そして俺の机に置かれた、いちご牛乳と書かれたピンク色の紙パックを手に取るとそこには、"におーくんへ"とマジックで書かれていた。

その隣には、俺に似せて描いたであろう猫のイラストまであった。



「随分と嬉しそうだな」

「みょうじから俺のところに来たのは、初めてじゃき…仕方ないじゃろ」

「しかもプレゼント付きだろぃ?ま、いちご牛乳だけどな」

「追い掛けて大丈夫じゃろうか?」

「大丈夫だろぃ。つーか、あいつ脚はおせーけど隠れんの上手いから行くなら早く行った方がいいんじゃね?」

「ん、行って来るナリ」

「おー、がんばれよー」



ブンちゃんの言葉にコクりと頷き、みょうじから貰ったいちご牛乳を持って急いで教室を出た。

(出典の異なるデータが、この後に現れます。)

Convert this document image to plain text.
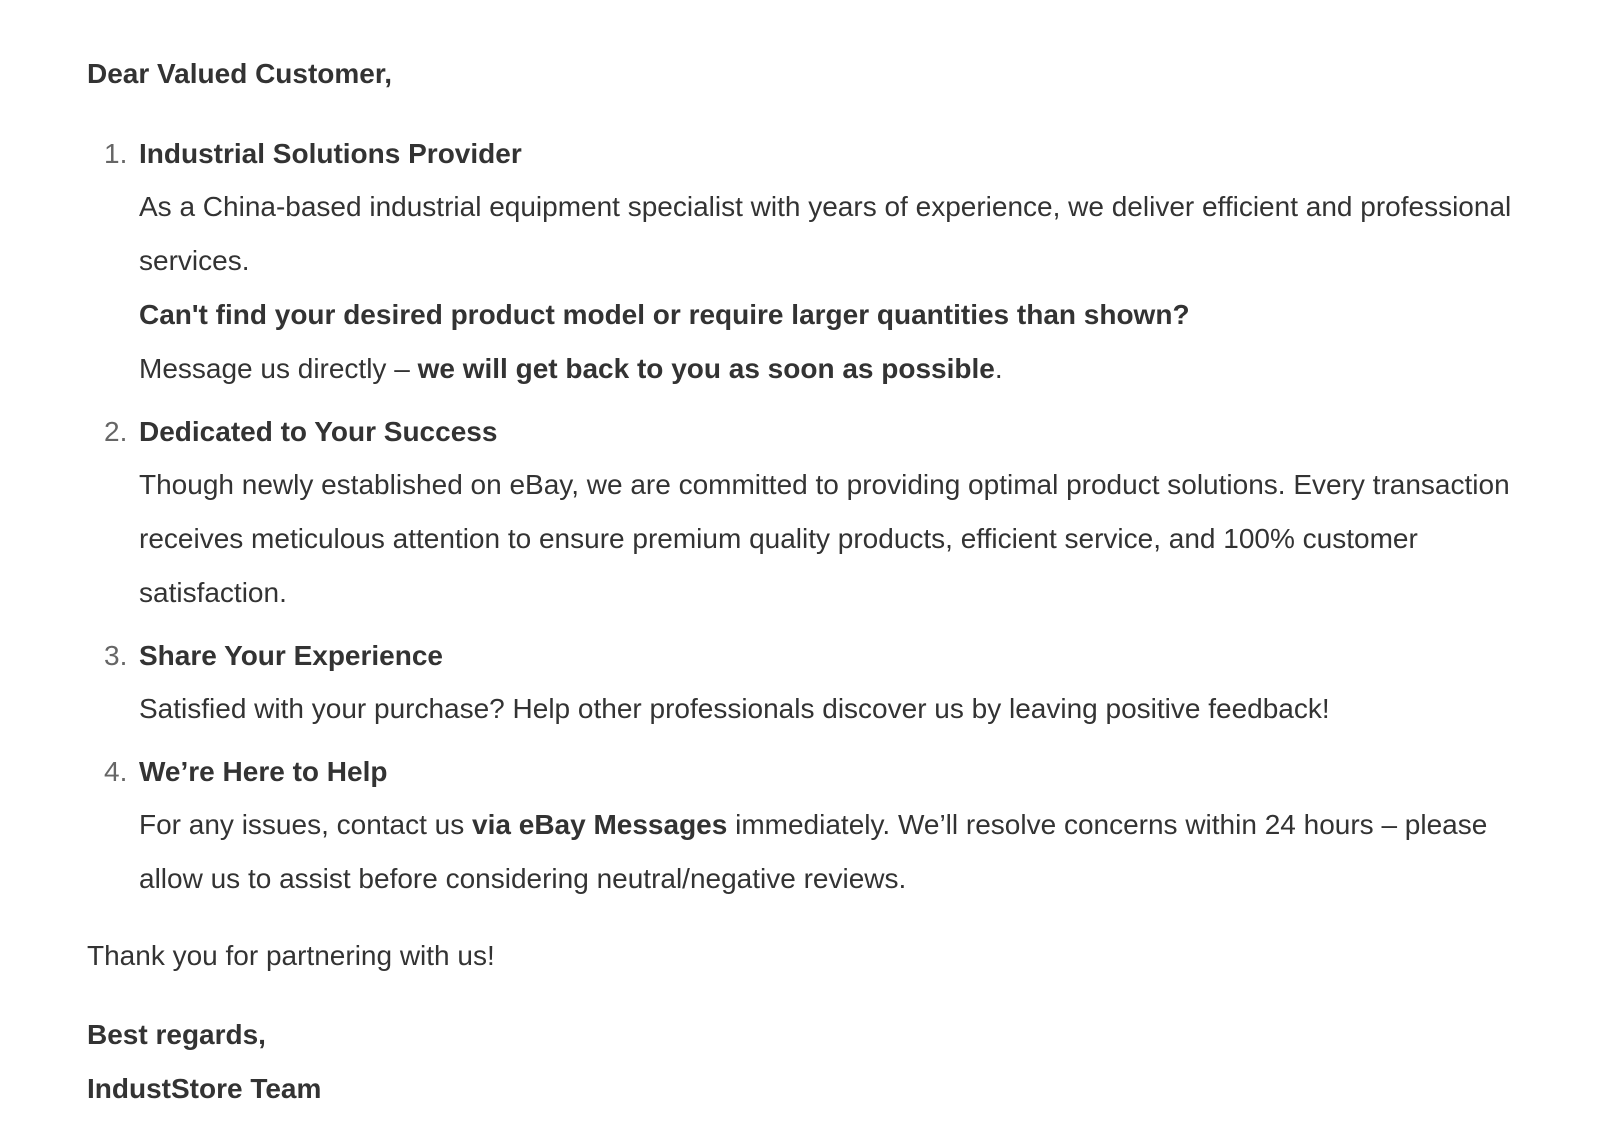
Dear Valued Customer,

1. Industrial Solutions Provider

As a China-based industrial equipment specialist with years of experience, we deliver efficient and professional services.

Can't find your desired product model or require larger quantities than shown?

Message us directly – we will get back to you as soon as possible.

2. Dedicated to Your Success

Though newly established on eBay, we are committed to providing optimal product solutions. Every transaction receives meticulous attention to ensure premium quality products, efficient service, and 100% customer satisfaction.

3. Share Your Experience

Satisfied with your purchase? Help other professionals discover us by leaving positive feedback!

4. We’re Here to Help

For any issues, contact us via eBay Messages immediately. We’ll resolve concerns within 24 hours – please allow us to assist before considering neutral/negative reviews.

Thank you for partnering with us!

Best regards,

IndustStore Team
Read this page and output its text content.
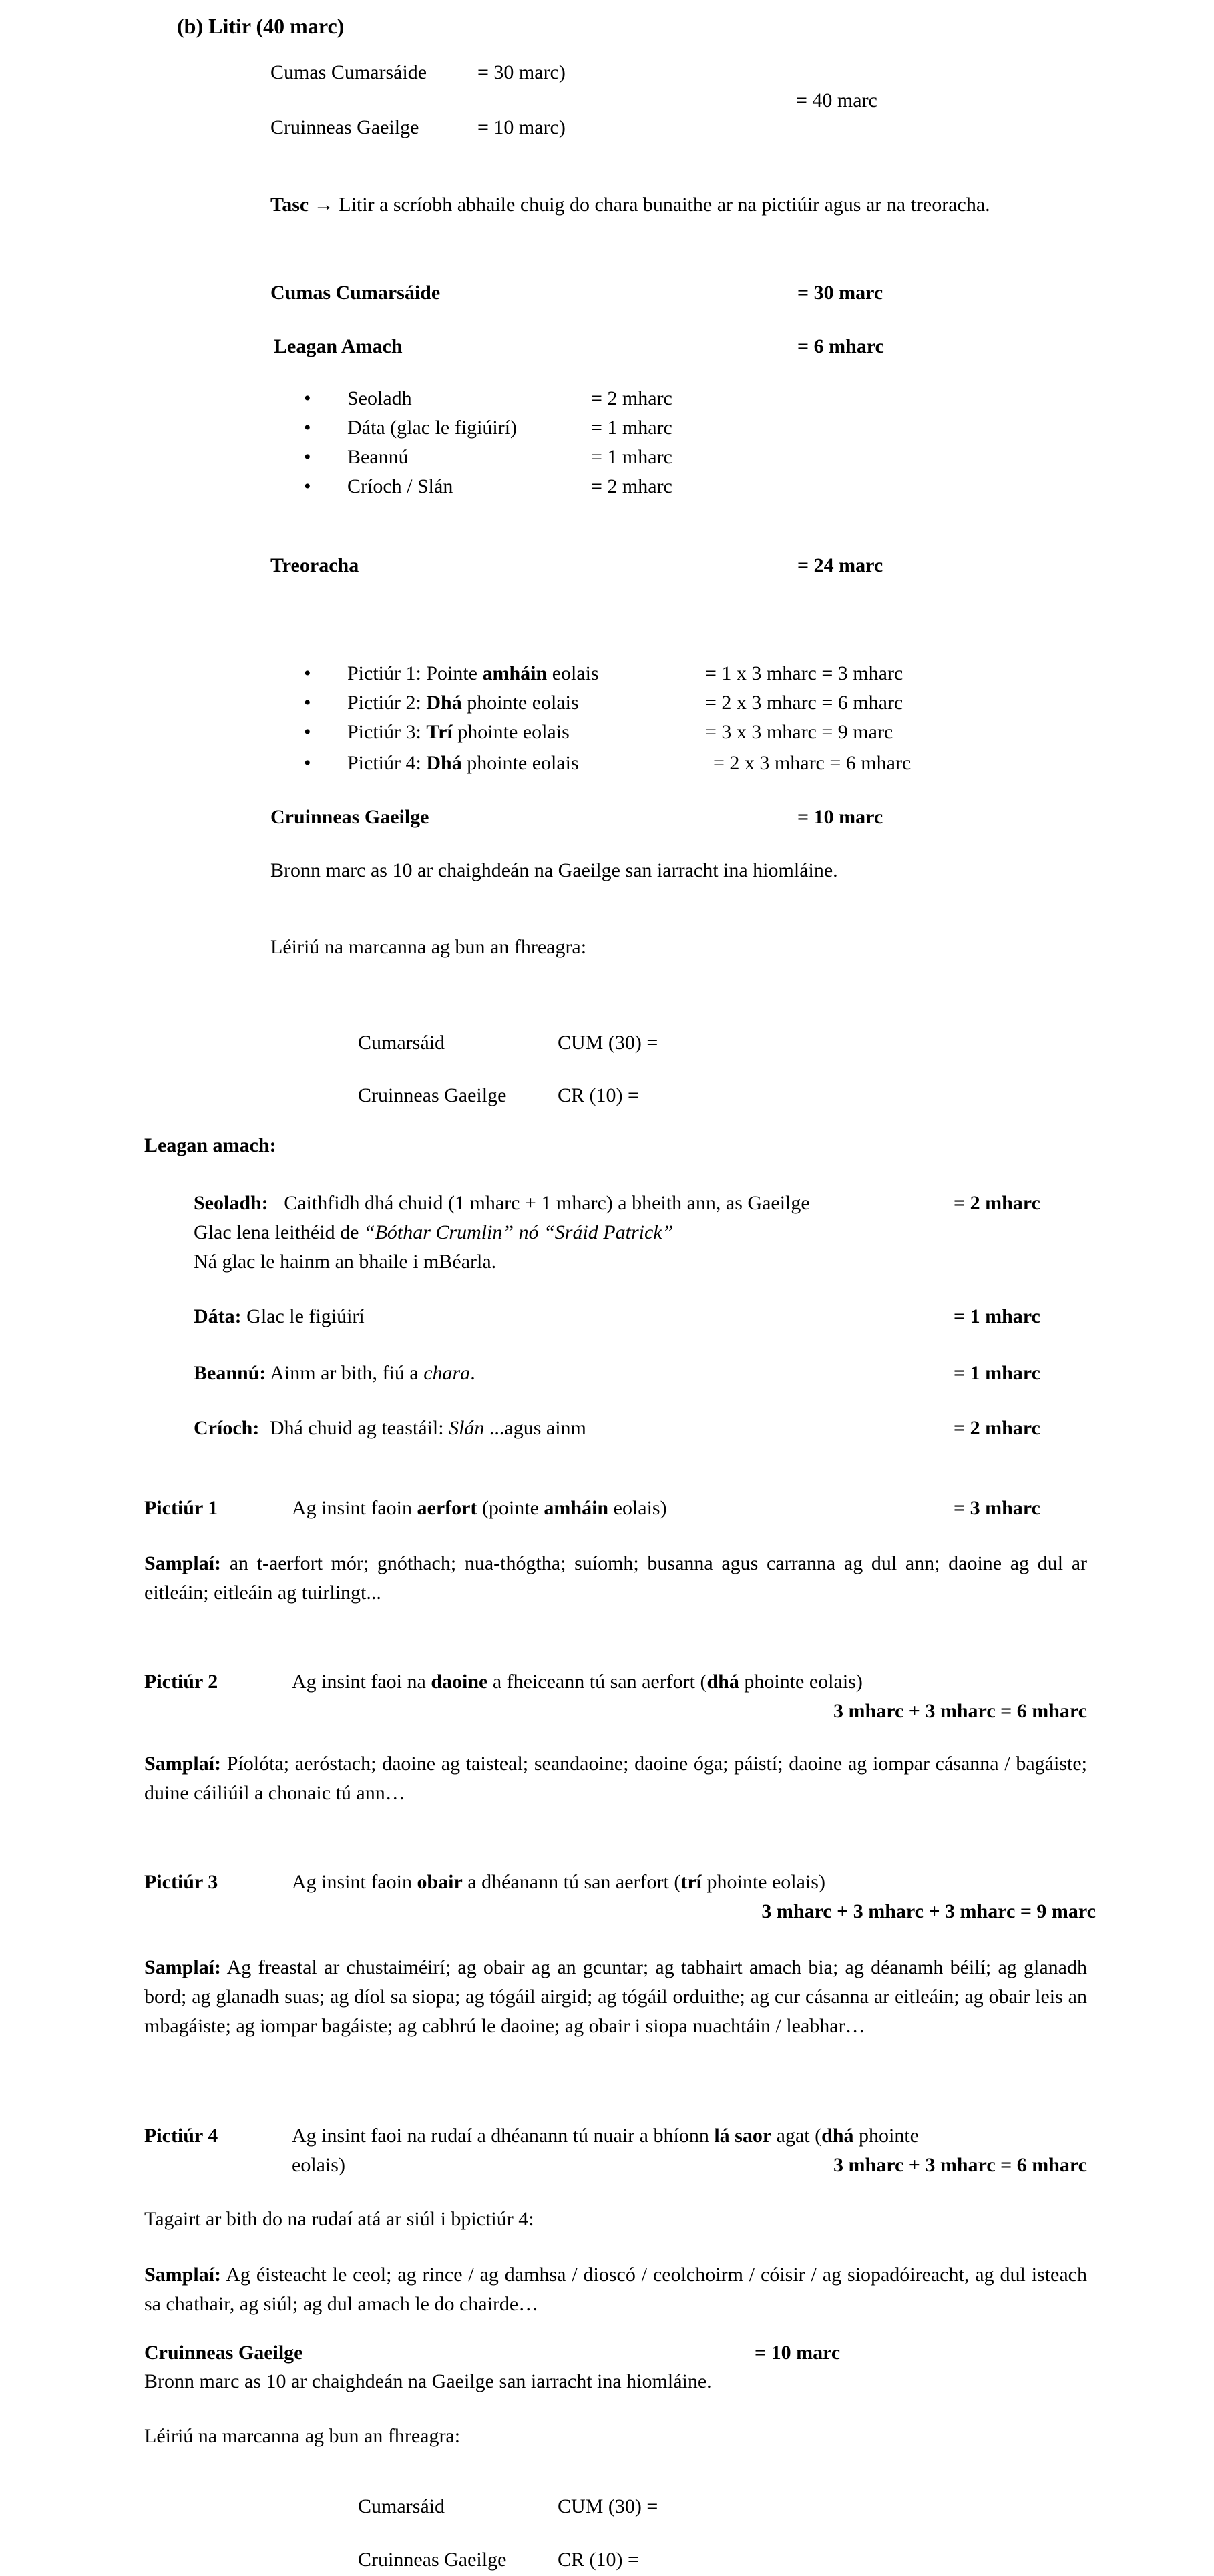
(b) Litir (40 marc)
Cumas Cumarsáide	= 30 marc)
= 40 marc
Cruinneas Gaeilge	= 10 marc)
Tasc → Litir a scríobh abhaile chuig do chara bunaithe ar na pictiúir agus ar na treoracha.
Cumas Cumarsáide	= 30 marc
Leagan Amach	= 6 mharc
• Seoladh	= 2 mharc
• Dáta (glac le figiúirí)	= 1 mharc
• Beannú	= 1 mharc
• Críoch / Slán	= 2 mharc
Treoracha	= 24 marc
• Pictiúr 1: Pointe amháin eolais	= 1 x 3 mharc = 3 mharc
• Pictiúr 2: Dhá phointe eolais	= 2 x 3 mharc = 6 mharc
• Pictiúr 3: Trí phointe eolais	= 3 x 3 mharc = 9 marc
• Pictiúr 4: Dhá phointe eolais	= 2 x 3 mharc = 6 mharc
Cruinneas Gaeilge	= 10 marc
Bronn marc as 10 ar chaighdeán na Gaeilge san iarracht ina hiomláine.
Léiriú na marcanna ag bun an fhreagra:
Cumarsáid	CUM (30) =
Cruinneas Gaeilge	CR (10) =
Leagan amach:
Seoladh: Caithfidh dhá chuid (1 mharc + 1 mharc) a bheith ann, as Gaeilge	= 2 mharc
Glac lena leithéid de “Bóthar Crumlin” nó “Sráid Patrick”
Ná glac le hainm an bhaile i mBéarla.
Dáta: Glac le figiúirí	= 1 mharc
Beannú: Ainm ar bith, fiú a chara.	= 1 mharc
Críoch: Dhá chuid ag teastáil: Slán ...agus ainm	= 2 mharc
Pictiúr 1	Ag insint faoin aerfort (pointe amháin eolais)	= 3 mharc
Samplaí: an t-aerfort mór; gnóthach; nua-thógtha; suíomh; busanna agus carranna ag dul ann; daoine ag dul ar eitleáin; eitleáin ag tuirlingt...
Pictiúr 2	Ag insint faoi na daoine a fheiceann tú san aerfort (dhá phointe eolais)
3 mharc + 3 mharc = 6 mharc
Samplaí: Píolóta; aeróstach; daoine ag taisteal; seandaoine; daoine óga; páistí; daoine ag iompar cásanna / bagáiste; duine cáiliúil a chonaic tú ann…
Pictiúr 3	Ag insint faoin obair a dhéanann tú san aerfort (trí phointe eolais)
3 mharc + 3 mharc + 3 mharc = 9 marc
Samplaí: Ag freastal ar chustaiméirí; ag obair ag an gcuntar; ag tabhairt amach bia; ag déanamh béilí; ag glanadh bord; ag glanadh suas; ag díol sa siopa; ag tógáil airgid; ag tógáil orduithe; ag cur cásanna ar eitleáin; ag obair leis an mbagáiste; ag iompar bagáiste; ag cabhrú le daoine; ag obair i siopa nuachtáin / leabhar…
Pictiúr 4	Ag insint faoi na rudaí a dhéanann tú nuair a bhíonn lá saor agat (dhá phointe
eolais)	3 mharc + 3 mharc = 6 mharc
Tagairt ar bith do na rudaí atá ar siúl i bpictiúr 4:
Samplaí: Ag éisteacht le ceol; ag rince / ag damhsa / dioscó / ceolchoirm / cóisir / ag siopadóireacht, ag dul isteach sa chathair, ag siúl; ag dul amach le do chairde…
Cruinneas Gaeilge	= 10 marc
Bronn marc as 10 ar chaighdeán na Gaeilge san iarracht ina hiomláine.
Léiriú na marcanna ag bun an fhreagra:
Cumarsáid	CUM (30) =
Cruinneas Gaeilge	CR (10) =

廊下にそこまで生徒は、いないが既にみょうじの姿はなくとりあえず、みょうじのクラスへと向かうと奇跡的に教室から出て行くみょうじを見付けてそのまま後を追った。

相変わらず、脚は遅い上に今にも転びそうでこっちがハラハラする走りをしていて思わず、階段前で腕を掴んでしまった。



「んっ!あれ?におーくんだ」

「お前さんは、危なっかしいんじゃから階段はゆっくり降りんしゃい」

「えっ?んー…わかった!」

「ならよか。階段から落ちたりしたら大変じゃろ」

「そうだね!この間も落ちたばっかりだった!」

「落ちたんか!?」

「えっ、うん。さまだくんから逃げててズコーンって落ちっ…わぁ!」

「怪我はしたんか!?」



みょうじの階段から落ちたという言葉に思わず、みょうじの肩を掴むと、全然大丈夫だよ〜!と少し焦った様にみょうじが笑い、ゆっくりと肩から手を放した。

じゃが、よく見れば膝に大きなガーゼを貼っていて、どう見ても大丈夫じゃなさそうじゃ。

とりあえず、もうチャイムが鳴るって言うのに教室から出て来たって事はサボるんじゃろうと、みょうじの腕を引くとなにも言わず素直に後を付いて来てくれた。